An issue of privacy 
While biometrics offers tighter security than passwords, industry watchers warn that the
technology poses its own set of threats (see Face-off on the issue of biometrics and
privacy). 
The ugly truth is if you're storing people's fingerprints in a database, that database is
searchable, DataQuest's Reynolds says. Say you have a large company and somebody steals
the CEO's cigar box. They find a fingerprint and compare it to what's in the database. Or
say the police come asking for a copy of someone's fingerprint. That all amounts to an
unlawful search. 
And that is bound to make some users uneasy or even unwilling to hand over their
fingerprints. 
Grant Evans, vice president of Identix, calls it a small problem. The fact is Big Brother
has all the information he needs on you without your fingerprints, he says. 

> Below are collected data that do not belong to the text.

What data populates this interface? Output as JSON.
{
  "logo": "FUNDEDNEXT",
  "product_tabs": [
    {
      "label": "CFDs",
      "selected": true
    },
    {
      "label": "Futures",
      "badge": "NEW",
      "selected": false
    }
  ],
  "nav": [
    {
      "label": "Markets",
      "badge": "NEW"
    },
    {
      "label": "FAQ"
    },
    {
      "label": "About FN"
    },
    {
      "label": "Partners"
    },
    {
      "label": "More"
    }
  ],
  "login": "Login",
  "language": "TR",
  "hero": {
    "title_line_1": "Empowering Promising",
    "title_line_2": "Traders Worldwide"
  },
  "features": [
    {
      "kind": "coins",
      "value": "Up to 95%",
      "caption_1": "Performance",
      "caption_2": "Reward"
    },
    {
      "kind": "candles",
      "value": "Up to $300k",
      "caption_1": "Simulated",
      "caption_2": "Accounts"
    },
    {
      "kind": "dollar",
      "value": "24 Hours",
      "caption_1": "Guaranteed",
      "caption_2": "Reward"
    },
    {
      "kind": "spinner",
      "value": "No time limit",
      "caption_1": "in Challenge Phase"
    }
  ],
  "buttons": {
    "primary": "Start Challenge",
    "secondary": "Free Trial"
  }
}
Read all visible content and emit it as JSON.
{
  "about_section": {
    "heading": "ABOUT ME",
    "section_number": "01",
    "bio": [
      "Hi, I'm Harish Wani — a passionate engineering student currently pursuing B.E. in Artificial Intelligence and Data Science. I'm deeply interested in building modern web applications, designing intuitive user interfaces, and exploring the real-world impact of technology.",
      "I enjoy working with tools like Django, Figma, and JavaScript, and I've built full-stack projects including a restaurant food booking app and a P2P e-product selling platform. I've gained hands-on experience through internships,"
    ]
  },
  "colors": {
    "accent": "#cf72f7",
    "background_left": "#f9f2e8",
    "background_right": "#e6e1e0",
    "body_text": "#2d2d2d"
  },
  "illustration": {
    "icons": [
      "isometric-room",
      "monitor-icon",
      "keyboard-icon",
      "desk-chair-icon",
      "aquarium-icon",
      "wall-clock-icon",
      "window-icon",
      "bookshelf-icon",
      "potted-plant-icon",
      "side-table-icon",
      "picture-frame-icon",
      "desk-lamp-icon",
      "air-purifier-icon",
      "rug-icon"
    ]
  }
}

Gail Koehler, vice president of technology for Purdue Employees Credit Union in West
Lafayette, Ind., was worried that members would be upset when she first deployed
fingerprint scanners in her automated branch kiosks. 
Koehler says 12,000 members have registered their fingerprints with the credit union. We
spent the majority of our marketing dollars preparing ourselves to convince members that
this was secure and not an invasion of their privacy, she says. It was wasted dollars.
We've basically had no objections. Members prefer the security.